La medicina regenerativa, también conocida como medicina preventiva, surge como una respuesta al cambio de hábitos de los pacientes.

En el pasado, la medicina estética se asociaba principalmente con personas de edad media o avanzada que buscaban combatir los signos del envejecimiento: flacidez, arrugas, manchas, entre otros. Por ello, términos como «rejuvenecimiento» o «antiaging» eran comunes en este ámbito.

Sin embargo, en la actualidad, la edad promedio de los pacientes de medicina estética ha disminuido considerablemente. Cada vez más personas jóvenes recurren a estos tratamientos, no con el objetivo de rejuvenecer, sino de mantener su juventud.

¿Qué es la medicina regenerativa?

Se trata de un conjunto de técnicas de medicina estética cuyo propósito principal no es eliminar los signos de la edad, sino prevenir su aparición. Estas técnicas son menos invasivas y no transforman los rasgos faciales de manera tan evidente como lo hacen el ácido hialurónico o los hilos tensores. En cambio, ayudan a preservar la juventud natural.

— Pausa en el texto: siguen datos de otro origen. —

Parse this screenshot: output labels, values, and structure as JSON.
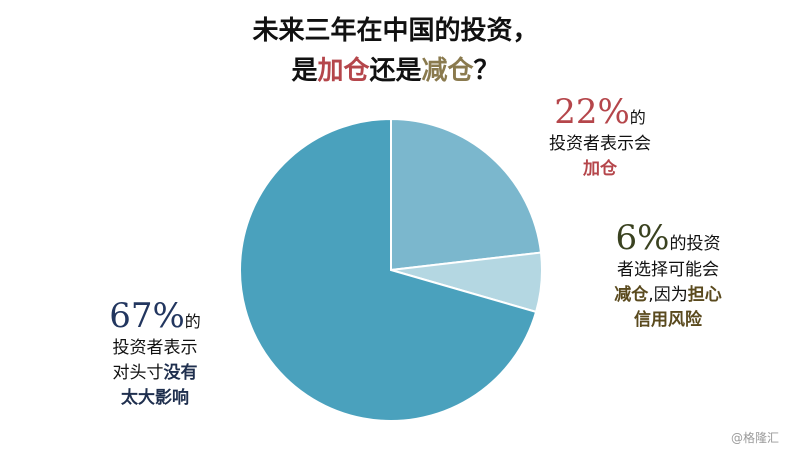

Al ser procedimientos menos agresivos, requieren mayor frecuencia para mantener los resultados. Por ello, se recomienda organizar los tratamientos en un programa personalizado, adaptado a los objetivos, disponibilidad de tiempo y presupuesto de cada paciente.

Técnicas de medicina regenerativa

La medicina regenerativa incluye una amplia variedad de procedimientos, desde los más tradicionales hasta los más innovadores:

  1. Técnicas tradicionales
    • Neuromoduladores: Utilizados para prevenir arrugas en el tercio superior del rostro (frente, entrecejo y patas de gallo).
  2. Técnicas consolidadas
    • Estimuladores de colágeno.
    • PRP (Plasma Rico en Plaquetas): Contiene factores de crecimiento que estimulan la regeneración celular.
  3. Técnicas novedosas
    • Polinucleótidos: Fragmentos de ADN que favorecen los procesos de reparación celular. Se aplican mediante mesoterapia.
    • Exosomas: Vesículas que contienen proteínas y actúan como mensajeros entre las células, mejorando la comunicación intercelular y facilitando la regeneración. Estos no se inyectan, sino que se aplican mediante micropunción o microneedling.

Conclusión

La medicina regenerativa está transformando el enfoque de la medicina estética, pasando de corregir los signos del envejecimiento a prevenirlos. Esto no solo permite mantener la juventud de manera más natural, sino que también fomenta hábitos preventivos en los pacientes, marcando una nueva era en el cuidado estético.